I have this weird professional goal: I want to teach every one of Shakespeare's plays before I retire.  I'm doing a new one right now, and then I'll have two left. (Troilus and Cressida and Timon of Athens; if anyone thinks of a really good way to fit one or the other in, or says s/he loves teaching one or the other and this is why, I will be a very grateful Shakespeare person.  I could do a class theme of friendship, and then Timon would fit as the anti-model.)

We're about to finish The Two Gentlemen of Verona and move on to AYLI.  (See what I did there?  I'm pretty much on a first name, all initials, basis with AYLI, while the other play I still feel a bit formal about.)

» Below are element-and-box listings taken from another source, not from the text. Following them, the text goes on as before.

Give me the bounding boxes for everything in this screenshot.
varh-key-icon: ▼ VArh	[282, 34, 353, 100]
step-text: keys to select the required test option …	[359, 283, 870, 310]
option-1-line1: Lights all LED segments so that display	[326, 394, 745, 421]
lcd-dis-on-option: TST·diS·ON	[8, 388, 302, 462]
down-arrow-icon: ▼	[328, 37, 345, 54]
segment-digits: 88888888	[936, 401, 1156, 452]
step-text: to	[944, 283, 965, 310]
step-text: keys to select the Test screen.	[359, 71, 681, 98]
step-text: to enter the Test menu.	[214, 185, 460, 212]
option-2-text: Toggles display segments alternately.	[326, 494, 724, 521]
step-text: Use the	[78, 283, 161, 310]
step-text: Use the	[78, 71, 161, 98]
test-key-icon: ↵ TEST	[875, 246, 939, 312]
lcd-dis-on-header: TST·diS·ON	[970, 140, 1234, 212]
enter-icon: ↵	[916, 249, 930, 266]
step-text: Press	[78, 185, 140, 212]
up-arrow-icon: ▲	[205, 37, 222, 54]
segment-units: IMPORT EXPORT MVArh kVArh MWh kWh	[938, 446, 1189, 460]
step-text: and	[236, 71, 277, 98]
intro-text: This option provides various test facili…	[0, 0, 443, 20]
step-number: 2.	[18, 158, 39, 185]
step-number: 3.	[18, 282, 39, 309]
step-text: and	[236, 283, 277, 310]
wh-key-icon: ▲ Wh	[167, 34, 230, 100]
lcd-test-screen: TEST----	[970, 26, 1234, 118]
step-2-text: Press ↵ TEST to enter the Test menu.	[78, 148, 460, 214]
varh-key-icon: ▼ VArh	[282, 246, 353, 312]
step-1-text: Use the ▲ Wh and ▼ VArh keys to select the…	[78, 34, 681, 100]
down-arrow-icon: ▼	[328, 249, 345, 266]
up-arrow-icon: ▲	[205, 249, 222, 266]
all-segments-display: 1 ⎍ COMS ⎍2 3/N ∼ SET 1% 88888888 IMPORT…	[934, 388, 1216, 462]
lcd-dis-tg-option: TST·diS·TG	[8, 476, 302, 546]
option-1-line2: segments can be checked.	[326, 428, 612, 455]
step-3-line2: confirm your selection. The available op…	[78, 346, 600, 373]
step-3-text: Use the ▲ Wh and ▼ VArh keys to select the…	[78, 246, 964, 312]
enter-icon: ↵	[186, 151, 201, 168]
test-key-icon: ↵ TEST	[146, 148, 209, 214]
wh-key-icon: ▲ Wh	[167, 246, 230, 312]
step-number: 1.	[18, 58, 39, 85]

It's not that TGoV (I guess we're friends now) is a bad play, but when I think of teaching AYLI, it's just way better.  It's like TGoV is a sort of flat tryout of some stuff that later gets really cool and important.  You want friendship, TGoV has friendship, but it's not as intense or as challenging as, say, Coriolanus.  It's got cross-dressing, but it's just there to get one character unrecognized into the same outlaws den as another.  In comparison, AYLI, 12th Night, etc, they take cross-dressing and really make you think about metadrama, clothing, gender, all sorts of good stuff.  And then there's rape.  It's a threat, and it's a serious threat, but it's not as complicated as in MfM, Tempest, or All's Well.  And it's got rings, but they're not nearly as cool as in Merchant.  (My students thought I was nuts when I suggested that rings had a sexual connotation.  Grrr.  It's not just my dirty mind, people!  It's Shakespeare!)

And yet, I love teaching Titus, and Titus sort of does the same work for tragedies and especially revenge tragedy as TGoV does for all sorts of other stuff.